Pensá muy bien cada una de estas preguntas:
¿Vos decidiste nacer? ¿Decidiste el país donde naciste?
¿Pudiste elegir a tus padres?
¿Decidiste a la escuela que fuiste, el idioma que hablás, la creencia que tenés?
¿Fue elección solo tuya de quién te enamoraste?
¿Vos decidís a qué hora tenés hambre o de qué te enfermás? ¿También decidís sentir frío o calor?
¿Decidís quedarte pelado de joven o tener alguna marca en la piel?
¿Acaso decidís cuándo alguien te traiciona?
¿Pudiste elegir tener buena salud o el día en que te enfermás?
¿Podemos elegir qué día morir?
No decidimos nada de eso y es mucho más lo que no elegimos. Un día nacimos y listo, nos dicen: "Bienvenidos a la vida."
A la vida no le importan nuestras agendas, ni nuestros caprichos, y tampoco le importan los miedos que tenemos, las necesidades, las prisas y prioridades. No le importa nada. La vida tiene su propio plan y uno debe aprender a surfear el tsunami.
Algunas pocas cosas pueden tener algo de orden, pero solo a muy corto plazo. Lo que podés planear no son situaciones realmente importantes. Ir al dentista, ir al cine, buscar ciertos trabajos, etc. Y esas decisiones también están limitadas. No podés decidir leer un libro si no sabés leer, ni hacer ciertas cosas porque son ilegales.

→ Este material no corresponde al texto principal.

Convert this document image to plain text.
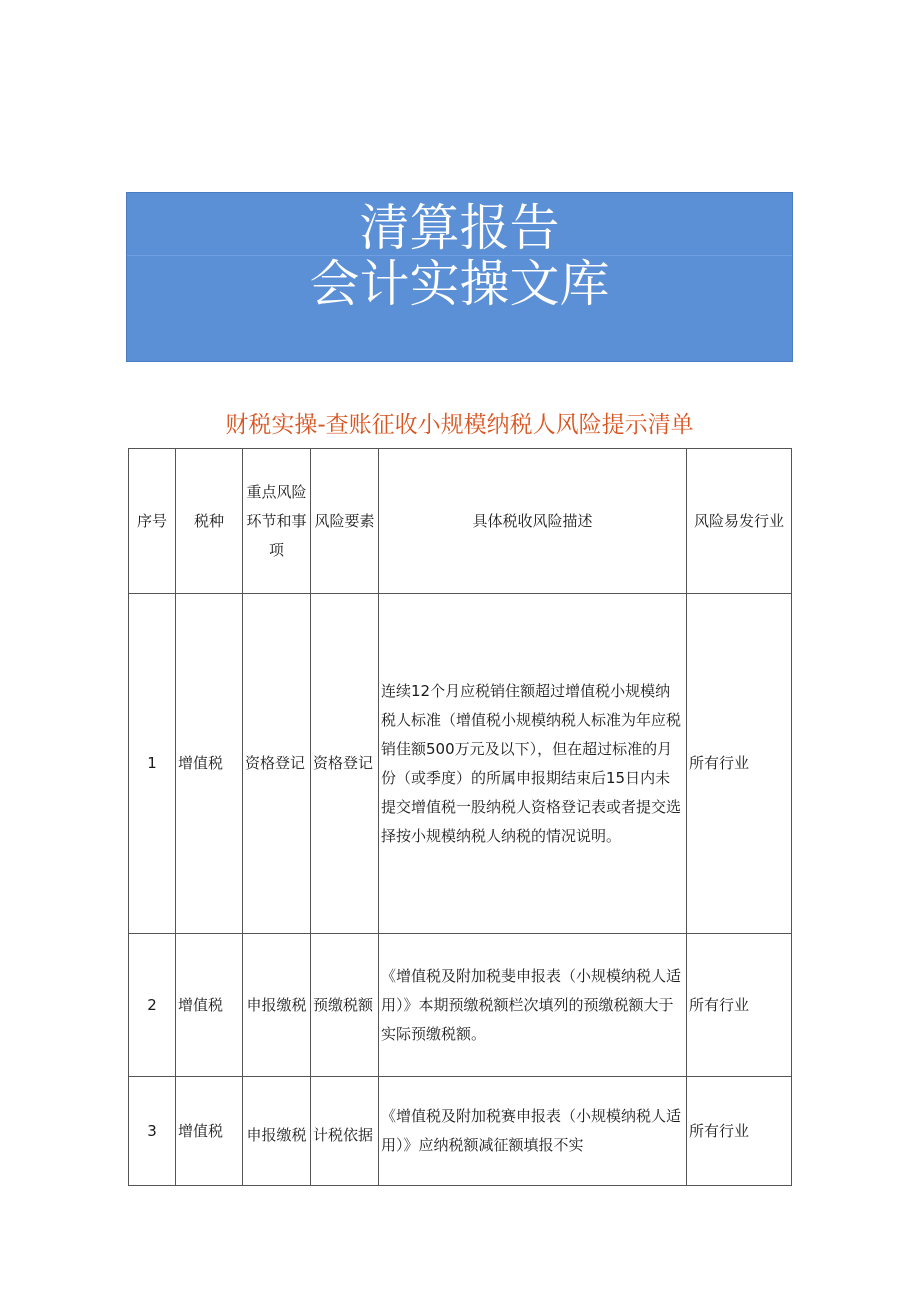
清算报告
会计实操文库
财税实操-查账征收小规模纳税人风险提示清单
序号	税种	重点风险环节和事项	风险要素	具体税收风险描述	风险易发行业
1	增值税	资格登记	资格登记	连续12个月应税销住额超过增值税小规模纳税人标准（增值税小规模纳税人标准为年应税销佳额500万元及以下），但在超过标准的月份（或季度）的所属申报期结束后15日内未提交增值税一股纳税人资格登记表或者提交选择按小规模纳税人纳税的情况说明。	所有行业
2	增值税	申报缴税	预缴税额	《增值税及附加税斐申报表（小规模纳税人适用）》本期预缴税额栏次填列的预缴税额大于实际预缴税额。	所有行业
3	增值税	申报缴税	计税依据	《增值税及附加税赛申报表（小规模纳税人适用）》应纳税额减征额填报不实	所有行业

Por eso, incluso en las cosas que podemos elegir, estamos limitados.
Por lo tanto, aprendamos a disfrutar igual, tanto cuando todo sale bien como cuando todo sale mal. Esto sí lo podemos elegir. ¿Cómo tomarnos los imprevistos permanentes de la vida?
Mientras estemos vivos, los planes que hacemos cambiarán mil veces. Luego de muertos, ya no hay nada que preocuparnos. Solo habrá un plan: alimentar a los insectos.
Y ya que en esta ocasión podemos decidir, queda en cada uno: ¿Elegimos sufrir cada vez que un plan no se cumple, o nos relajamos? Y aprendemos que lo bueno y lo malo son parte de la vida y que no existe la perfección.
Esta vez sí, la opción es tuya.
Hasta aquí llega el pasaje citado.